Rosiglitazone delays developing DM (DREAM)
Does rosiglitazone delay the development of diabetes in patients with impaired glucose tolerance or impaired fasting glucose levels?
Patients at increased risk of developing diabetes were less likely to develop diabetes if taking rosiglitazone (Avandia) than if given a placebo. We don't know how well rosiglitazone compares with other interventions also known to delay diabetes: diet and exercise, metformin, or acarbose. We also don't know if clinically relevant outcomes are improved. (LOE = 1b)
DREAM (Diabetes REduction Assessment with ramipril and rosiglitazone Medication) Trial Investigators; Gerstein HC, Yusuf S, Bosch J, et al. Effect of rosiglitazone on the frequency of diabetes in patients with impaired glucose tolerance or impaired fasting glucose: a randomised controlled trial. Lancet 2006;368:1096-1105. [PMID:16997664]
Randomized controlled trial (double-blinded)
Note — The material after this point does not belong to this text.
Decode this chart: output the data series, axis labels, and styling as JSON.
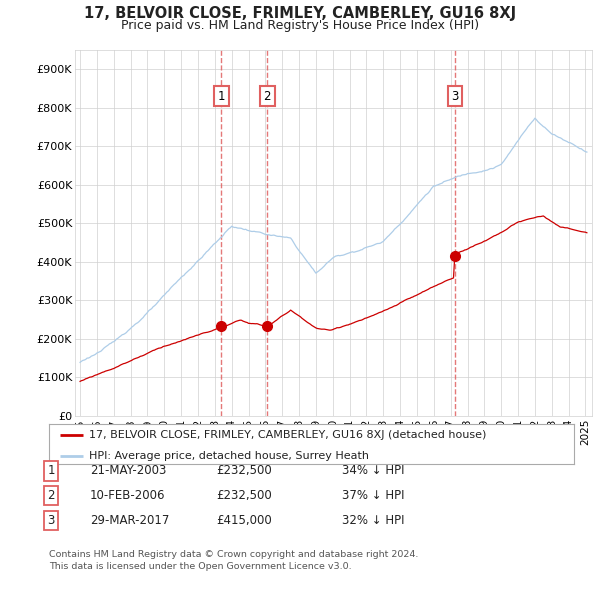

To be eligible for this study, patients had to have a fasting blood glucose level between 6.1 mmol/L and 7 mmol/L (110 mg/dL to 126 mg/dL); impaired glucose tolerance, defined as a glucose level between 7.8 mmol/L and 11.1 mmol/L (140 mg/dL to 200 mg/dL) measured 2 hours after a 75-g glucose load; or both. Additionally, they had to demonstrate at least 80% compliance with taking rosiglitazone during a 17-day run-in period. The authors excluded patients with diabetes and cardiovascular disease. All patients received diet and exercise advice, which is very different than a formal diet and exercise intervention. More than 5200 patients received rosiglitazone 4 mg daily for the first 2 months, then 8 mg daily for the remainder of the study, or placebo. The researchers evaluated the patients sequentially for a median of 3 years. The main outcome -- diabetes or death -- was evaluated by intention-to-treat analysis. At the end of the study, 11.6% of patients taking rosiglitazone developed this composite end point compared with 26% of the control patients (number needed to treat [NNT] = 7; 95% CI, 6-8). Since there was no difference in deaths, this NNT was entirely due to delayed development of diabetes. Only 10.6% of the patients taking rosiglitazone developed diabetes compared with 25% of the control patients (NNT= 7; 6-8). Approximately 25% of the patients taking rosiglitazone stopped taking the medication, compared with 21.5% of those taking placebo (number needed to treat to harm [NNTH] = 30; 18-95). Additionally, 0.5% of the patients taking rosiglitazone developed congestive heart failure compared with 0.1% of the control patients (NNTH = 220; 123-619). A word of precaution: Knowler and colleagues (NEJM 2002;346:393-403) compared lifestyle changes with metformin and placebo, and found that lifestyle changes were more effective than metformin. Since the DREAM study omitted the most effective intervention, we really don't know how rosiglitazone stacks up.